Gedurende de Omwentelingsoorlogen had het canton in 1799 van den aftogt van Soewarow veel te lijden, en met weerzin onderwierp het zich aan de staatsregeling der Helvetische Republiek. Na de Restauratie deed de grondwet van den 21sten Junij 1814 den voormaligen toestand terugkeeren. Volgens deze hadden weder de Hervormden en R. Katholieken hunne afzonderlijke regten, regtbanken en besturen. Onder het algemeen bewind had men er dus 2 verschillende magten, en vele belangrijke regten, bijvoorbeeld de benoeming van een landamman, waren over beide gelijkelijk verdeeld. Het toenemend overwigt der Hervormden, zoowel in aantal als in welvaart, zoodat de R. Katholieken niet meer dan 1/50ste der opgebragte belastingen betaalde, vorderde echter eene herziening van die regeling. Eene nieuwe grondwet werd dientengevolge den 2den October 1836 aangenomen, en eindelijk ook door de R. Katholieken billijk genoemd, nadat de tegenstand der priesters verbroken was door Glarus los te maken van het bisdom Chur en eenige weêrspannige geestelijken te verwijderen. Volgens die grondwet, welke in 1842 op nieuw herzien werd, vormen alle burgers van 18 jaar en daarboven de eenmaal ’s jaars vergaderende landsgemeente en souvereine vergadering, die na eene vrije beraadslaging de door den 3-voudigen landraad voorgedragene ontwerpen bekrachtigt, verwerpt of wijzigt. Deze 3-voudige landraad telt 127 leden en heeft tot taak, de voorstellen, die aan de landsgemeente gedaan zullen worden, in staat van wijzen te brengen.

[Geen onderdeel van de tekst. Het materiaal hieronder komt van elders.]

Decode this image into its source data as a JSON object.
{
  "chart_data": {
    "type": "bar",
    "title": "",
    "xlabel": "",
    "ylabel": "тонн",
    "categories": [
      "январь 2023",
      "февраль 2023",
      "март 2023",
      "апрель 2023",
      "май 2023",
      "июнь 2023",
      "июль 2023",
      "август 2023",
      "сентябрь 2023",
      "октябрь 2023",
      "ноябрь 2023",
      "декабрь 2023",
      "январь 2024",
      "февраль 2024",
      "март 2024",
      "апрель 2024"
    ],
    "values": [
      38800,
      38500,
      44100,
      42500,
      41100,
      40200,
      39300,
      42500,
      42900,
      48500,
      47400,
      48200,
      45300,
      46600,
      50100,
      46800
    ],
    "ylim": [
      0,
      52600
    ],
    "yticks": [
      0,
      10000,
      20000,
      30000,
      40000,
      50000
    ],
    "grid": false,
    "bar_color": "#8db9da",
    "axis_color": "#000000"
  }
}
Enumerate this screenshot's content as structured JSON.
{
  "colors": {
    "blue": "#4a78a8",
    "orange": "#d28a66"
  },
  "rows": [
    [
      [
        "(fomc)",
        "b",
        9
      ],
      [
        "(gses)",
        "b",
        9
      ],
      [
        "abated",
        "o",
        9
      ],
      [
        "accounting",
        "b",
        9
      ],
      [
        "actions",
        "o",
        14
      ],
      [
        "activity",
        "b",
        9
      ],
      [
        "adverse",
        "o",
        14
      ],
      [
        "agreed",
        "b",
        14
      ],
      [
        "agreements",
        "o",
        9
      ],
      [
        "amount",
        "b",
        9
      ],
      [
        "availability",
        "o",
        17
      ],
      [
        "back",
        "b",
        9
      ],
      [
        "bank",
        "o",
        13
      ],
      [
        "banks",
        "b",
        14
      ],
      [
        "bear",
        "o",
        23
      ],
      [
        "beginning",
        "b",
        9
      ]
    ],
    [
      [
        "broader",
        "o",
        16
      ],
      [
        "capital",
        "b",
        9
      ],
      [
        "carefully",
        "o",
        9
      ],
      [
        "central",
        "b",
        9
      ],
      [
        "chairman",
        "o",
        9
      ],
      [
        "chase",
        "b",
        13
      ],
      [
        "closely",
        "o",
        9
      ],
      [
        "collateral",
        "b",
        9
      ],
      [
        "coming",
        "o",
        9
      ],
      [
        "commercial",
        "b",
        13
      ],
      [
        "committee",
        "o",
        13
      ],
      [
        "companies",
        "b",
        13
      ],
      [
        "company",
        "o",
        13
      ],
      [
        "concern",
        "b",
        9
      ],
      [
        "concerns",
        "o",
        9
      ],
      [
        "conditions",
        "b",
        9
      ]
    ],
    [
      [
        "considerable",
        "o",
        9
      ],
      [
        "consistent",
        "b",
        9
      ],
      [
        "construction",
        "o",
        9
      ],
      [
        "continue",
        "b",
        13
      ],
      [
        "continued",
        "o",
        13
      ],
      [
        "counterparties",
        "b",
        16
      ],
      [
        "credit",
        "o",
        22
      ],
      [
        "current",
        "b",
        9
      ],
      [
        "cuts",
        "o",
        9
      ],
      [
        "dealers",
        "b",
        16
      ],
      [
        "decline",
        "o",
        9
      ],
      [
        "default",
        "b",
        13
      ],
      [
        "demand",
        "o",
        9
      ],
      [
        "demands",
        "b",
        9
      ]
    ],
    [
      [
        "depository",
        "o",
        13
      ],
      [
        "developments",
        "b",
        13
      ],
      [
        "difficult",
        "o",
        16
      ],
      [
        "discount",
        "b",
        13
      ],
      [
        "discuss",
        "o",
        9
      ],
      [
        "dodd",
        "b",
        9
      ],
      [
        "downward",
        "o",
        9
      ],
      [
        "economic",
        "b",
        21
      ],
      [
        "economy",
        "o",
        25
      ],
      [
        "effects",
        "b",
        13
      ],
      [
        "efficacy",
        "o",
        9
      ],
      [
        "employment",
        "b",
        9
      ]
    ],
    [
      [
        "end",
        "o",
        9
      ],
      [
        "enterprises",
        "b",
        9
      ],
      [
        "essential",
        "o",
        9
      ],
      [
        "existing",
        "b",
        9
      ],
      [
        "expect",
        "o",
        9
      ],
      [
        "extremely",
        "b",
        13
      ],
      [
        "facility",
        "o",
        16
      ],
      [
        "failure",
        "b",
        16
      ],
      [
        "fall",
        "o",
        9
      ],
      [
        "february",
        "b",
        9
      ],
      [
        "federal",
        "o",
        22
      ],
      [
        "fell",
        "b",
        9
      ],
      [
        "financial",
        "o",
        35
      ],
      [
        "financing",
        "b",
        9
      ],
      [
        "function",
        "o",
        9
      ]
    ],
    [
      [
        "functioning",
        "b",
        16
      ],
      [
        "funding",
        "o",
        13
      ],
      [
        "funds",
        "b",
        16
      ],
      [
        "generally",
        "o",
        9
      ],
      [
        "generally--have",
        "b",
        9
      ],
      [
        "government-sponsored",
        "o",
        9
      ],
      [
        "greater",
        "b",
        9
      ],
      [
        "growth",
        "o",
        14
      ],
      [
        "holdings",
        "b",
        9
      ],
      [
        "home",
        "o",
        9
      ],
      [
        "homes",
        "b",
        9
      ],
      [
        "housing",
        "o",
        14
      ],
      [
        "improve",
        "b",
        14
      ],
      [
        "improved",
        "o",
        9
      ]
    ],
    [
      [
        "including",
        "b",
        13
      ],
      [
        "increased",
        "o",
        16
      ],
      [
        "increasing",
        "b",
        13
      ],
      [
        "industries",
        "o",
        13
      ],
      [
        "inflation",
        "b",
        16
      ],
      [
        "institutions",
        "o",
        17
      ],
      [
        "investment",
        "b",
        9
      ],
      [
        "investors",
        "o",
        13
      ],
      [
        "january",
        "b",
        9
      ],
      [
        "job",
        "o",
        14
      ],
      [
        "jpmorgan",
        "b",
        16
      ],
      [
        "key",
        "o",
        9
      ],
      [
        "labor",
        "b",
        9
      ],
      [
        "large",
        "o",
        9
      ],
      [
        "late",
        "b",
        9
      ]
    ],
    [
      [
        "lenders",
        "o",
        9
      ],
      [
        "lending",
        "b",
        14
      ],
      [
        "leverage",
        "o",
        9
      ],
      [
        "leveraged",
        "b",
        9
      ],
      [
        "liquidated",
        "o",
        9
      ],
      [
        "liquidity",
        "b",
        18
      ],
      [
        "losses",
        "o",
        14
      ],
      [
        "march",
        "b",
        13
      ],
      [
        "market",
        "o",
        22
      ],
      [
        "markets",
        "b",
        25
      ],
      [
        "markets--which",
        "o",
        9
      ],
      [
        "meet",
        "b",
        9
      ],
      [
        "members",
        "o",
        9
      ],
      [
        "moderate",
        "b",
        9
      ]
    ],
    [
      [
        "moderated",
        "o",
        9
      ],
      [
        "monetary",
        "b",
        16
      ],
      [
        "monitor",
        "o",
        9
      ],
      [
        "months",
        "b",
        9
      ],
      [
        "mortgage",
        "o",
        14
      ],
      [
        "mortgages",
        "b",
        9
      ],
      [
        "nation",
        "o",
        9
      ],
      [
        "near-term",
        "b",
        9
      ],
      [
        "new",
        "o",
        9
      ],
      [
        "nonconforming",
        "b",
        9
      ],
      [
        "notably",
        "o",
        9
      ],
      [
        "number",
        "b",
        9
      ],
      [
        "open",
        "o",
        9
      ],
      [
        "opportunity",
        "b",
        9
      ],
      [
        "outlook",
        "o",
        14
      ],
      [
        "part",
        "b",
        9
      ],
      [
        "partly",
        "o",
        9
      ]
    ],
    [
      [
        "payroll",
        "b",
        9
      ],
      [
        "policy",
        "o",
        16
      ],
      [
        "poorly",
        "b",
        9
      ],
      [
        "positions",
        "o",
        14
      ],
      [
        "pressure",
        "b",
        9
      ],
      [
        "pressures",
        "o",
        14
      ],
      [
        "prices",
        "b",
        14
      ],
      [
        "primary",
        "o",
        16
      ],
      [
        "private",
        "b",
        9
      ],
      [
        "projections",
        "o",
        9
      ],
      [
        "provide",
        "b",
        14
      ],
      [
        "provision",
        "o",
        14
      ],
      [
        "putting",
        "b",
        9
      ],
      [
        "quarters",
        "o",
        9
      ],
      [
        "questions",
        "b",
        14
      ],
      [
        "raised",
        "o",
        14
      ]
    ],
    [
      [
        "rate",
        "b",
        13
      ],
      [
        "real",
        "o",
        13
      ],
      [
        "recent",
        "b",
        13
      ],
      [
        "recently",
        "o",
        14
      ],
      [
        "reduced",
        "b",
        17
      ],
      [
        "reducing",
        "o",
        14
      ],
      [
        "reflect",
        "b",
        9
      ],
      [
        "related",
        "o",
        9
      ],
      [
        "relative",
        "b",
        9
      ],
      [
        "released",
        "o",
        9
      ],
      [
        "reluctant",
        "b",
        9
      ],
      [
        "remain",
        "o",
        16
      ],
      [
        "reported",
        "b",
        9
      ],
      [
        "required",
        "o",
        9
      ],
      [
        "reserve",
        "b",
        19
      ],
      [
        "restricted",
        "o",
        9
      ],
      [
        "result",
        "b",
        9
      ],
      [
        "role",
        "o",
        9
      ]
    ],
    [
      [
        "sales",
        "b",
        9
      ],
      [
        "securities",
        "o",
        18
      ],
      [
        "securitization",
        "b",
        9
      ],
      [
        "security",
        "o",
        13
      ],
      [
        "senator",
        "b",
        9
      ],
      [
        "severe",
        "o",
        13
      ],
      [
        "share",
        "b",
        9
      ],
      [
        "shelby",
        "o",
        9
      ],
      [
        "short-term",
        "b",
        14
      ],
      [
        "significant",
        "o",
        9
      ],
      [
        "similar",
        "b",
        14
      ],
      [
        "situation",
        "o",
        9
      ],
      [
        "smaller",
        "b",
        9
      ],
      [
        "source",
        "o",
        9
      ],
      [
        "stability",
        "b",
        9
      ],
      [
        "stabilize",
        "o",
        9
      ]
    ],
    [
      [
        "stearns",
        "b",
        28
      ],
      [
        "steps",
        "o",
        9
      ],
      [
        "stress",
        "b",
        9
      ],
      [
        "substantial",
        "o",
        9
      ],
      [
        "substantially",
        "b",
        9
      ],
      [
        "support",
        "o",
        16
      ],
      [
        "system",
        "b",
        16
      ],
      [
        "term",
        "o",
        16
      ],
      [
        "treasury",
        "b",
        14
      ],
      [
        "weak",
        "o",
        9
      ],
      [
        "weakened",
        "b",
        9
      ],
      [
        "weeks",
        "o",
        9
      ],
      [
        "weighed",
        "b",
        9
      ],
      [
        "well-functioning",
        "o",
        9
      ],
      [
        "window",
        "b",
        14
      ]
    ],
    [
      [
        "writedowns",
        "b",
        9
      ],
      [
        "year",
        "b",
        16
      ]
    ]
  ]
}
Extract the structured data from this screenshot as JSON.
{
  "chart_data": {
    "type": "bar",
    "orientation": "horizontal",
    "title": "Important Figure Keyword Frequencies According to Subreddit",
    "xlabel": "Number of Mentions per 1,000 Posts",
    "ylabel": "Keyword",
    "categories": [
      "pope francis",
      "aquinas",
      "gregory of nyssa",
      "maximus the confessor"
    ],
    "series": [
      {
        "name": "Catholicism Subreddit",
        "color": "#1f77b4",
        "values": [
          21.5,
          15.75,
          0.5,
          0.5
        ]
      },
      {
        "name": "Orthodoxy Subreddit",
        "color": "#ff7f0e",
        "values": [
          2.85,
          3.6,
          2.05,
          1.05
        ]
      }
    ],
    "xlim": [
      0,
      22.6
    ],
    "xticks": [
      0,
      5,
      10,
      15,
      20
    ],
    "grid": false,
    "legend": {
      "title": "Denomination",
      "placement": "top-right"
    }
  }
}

De uitvoerende magt berust bij een in afdeelingen gesplitsten raad van 45 leden en eene vaste commissie van 9 leden met een landamman aan het hoofd. Van deze is de regterlijke magt gescheiden. Ook de zaken der gemeenten zijn er zeer goed geregeld. De staatkundige scheiding der kerkgenootschappen is er verdwenen. Door het bestuur wordt openbaarheid gehuldigd; de vrijheid van drukpers is er gewaarborgd, en men maakt er het verkrijgen van het burgerregt gemakkelijk. Intusschen heeft men opgemerkt, dat dit canton wel wat lijdt onder een overgroot getal ambtenaren. De hoofdplaats, waar ook de vergadering der landsgemeente gehouden wordt, is de stad Glarus met 5500 inwoners en vele katoenfabrieken. Zij is den 10den Mei 1861 door een brand geteisterd, die 500 van hare 700 woningen verwoestte, maar door de broederlijke hulp van geheel Zwitserland weldra weder opgebouwd.